Dans ce contexte singulier, Tenet obtiendra-il gain de cause – celle de la salle, à laquelle on sait Christopher Nolan sensible ? Les communicants de la Warner ont d’ailleurs insisté sur ce point (“Une expérience à vivre exclusivement au cinéma”, peut-on lire sur certains bandeaux publicitaires), prenant ainsi le contre-pied de la stratégie de Disney avec Mulan (“Vous n’avez pas besoin de sortir de chez vous, on a glissé le film sous la porte avec la pizza quatre fromages”) qui, en France entre autres, ne verra pas les salles (ndlr : nous reviendrons sur le sujet dans l’édito de notre mensuel de septembre).

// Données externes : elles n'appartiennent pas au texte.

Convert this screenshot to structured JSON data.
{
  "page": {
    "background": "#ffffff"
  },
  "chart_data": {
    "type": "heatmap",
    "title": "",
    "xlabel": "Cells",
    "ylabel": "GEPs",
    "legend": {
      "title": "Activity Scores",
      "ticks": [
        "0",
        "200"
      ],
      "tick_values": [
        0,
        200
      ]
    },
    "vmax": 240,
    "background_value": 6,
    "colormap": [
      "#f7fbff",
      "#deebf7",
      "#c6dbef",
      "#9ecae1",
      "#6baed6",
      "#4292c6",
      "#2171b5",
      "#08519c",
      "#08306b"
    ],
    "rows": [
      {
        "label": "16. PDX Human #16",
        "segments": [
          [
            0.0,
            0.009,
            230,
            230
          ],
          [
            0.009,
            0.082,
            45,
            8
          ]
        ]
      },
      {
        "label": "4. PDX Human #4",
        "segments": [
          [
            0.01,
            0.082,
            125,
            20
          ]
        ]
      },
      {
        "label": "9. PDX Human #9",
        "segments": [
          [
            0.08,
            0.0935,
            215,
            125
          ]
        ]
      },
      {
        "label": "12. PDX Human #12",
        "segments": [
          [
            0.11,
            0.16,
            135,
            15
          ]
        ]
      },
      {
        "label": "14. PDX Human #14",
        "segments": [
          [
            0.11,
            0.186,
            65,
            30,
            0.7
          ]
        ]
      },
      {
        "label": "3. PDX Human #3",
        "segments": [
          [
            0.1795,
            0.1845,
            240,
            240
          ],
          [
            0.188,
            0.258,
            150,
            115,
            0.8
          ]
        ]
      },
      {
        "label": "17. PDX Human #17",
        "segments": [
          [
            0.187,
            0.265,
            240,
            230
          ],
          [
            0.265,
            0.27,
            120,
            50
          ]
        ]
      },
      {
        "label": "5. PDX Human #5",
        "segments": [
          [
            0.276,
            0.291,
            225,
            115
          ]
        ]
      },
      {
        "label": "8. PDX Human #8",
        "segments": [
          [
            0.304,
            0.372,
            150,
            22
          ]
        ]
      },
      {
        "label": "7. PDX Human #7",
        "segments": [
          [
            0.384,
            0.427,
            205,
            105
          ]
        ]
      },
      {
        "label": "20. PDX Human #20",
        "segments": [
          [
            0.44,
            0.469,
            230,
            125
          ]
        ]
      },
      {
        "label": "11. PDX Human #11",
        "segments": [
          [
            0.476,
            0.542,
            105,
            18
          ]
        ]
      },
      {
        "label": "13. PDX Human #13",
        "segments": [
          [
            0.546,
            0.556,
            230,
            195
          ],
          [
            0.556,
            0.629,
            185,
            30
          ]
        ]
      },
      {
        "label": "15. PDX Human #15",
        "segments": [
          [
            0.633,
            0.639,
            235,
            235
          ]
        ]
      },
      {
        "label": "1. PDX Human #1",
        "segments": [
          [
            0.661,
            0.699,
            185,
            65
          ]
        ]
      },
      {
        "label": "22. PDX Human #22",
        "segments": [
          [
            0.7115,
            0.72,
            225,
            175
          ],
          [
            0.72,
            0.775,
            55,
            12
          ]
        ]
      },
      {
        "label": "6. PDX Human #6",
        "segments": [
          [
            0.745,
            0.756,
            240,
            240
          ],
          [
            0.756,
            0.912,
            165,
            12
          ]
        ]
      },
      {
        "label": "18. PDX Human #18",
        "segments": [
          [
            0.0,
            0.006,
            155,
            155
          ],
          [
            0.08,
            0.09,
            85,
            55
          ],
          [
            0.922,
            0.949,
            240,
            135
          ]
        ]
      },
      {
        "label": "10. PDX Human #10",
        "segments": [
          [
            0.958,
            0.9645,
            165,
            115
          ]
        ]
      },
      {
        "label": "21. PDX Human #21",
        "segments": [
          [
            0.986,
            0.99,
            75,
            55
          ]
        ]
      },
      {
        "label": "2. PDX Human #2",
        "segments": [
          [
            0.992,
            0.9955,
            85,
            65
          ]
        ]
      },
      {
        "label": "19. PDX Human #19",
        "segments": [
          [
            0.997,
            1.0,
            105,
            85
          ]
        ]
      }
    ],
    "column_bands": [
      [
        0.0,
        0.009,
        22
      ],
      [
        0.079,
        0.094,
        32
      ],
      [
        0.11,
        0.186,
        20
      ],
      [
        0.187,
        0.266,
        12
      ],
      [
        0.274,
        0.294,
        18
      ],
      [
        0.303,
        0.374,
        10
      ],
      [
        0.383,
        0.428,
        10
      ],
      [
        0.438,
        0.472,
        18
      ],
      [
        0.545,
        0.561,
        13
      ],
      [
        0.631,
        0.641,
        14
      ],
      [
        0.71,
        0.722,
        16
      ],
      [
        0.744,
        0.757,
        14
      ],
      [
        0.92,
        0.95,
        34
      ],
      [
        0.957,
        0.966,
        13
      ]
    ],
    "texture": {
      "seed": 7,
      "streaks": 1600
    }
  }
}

Mais n’est-ce pas en définitive faire peser une charge trop lourde sur un seul film, alors même qu’il y en a tant d’autres à voir en salles ? Est-ce un film qu’il faudra prescrire matin et soir pour la santé de l’industrie ? Qu’attend-on au juste de Tenet ? Qu’il marche sur l’eau ? Qu’il la change en vin ? Une pincée de Tenet remplace-t-elle avantageusement la coriandre dans la salade ? Tenet est-il le mot de passe pour les soirées auxquelles jusqu’alors nous n’étions pas invités ? Tenet indique-t-il le Nord ? Tenet est-il sa propre source de lumière ? Tenet… Tenet… n’est-ce pas le prénom que parfois disait votre ex dans son sommeil ?

J’ai écrit Tenet trop de fois, la tête me tourne, au loin dans la cour le gond rouillé d’une fenêtre couine – “teneeeet”… “tenet, tenet”, font les pas du voisin qui descend l’escalier… “tenet ! tenet !” piaillent les oisillons dans leur nid…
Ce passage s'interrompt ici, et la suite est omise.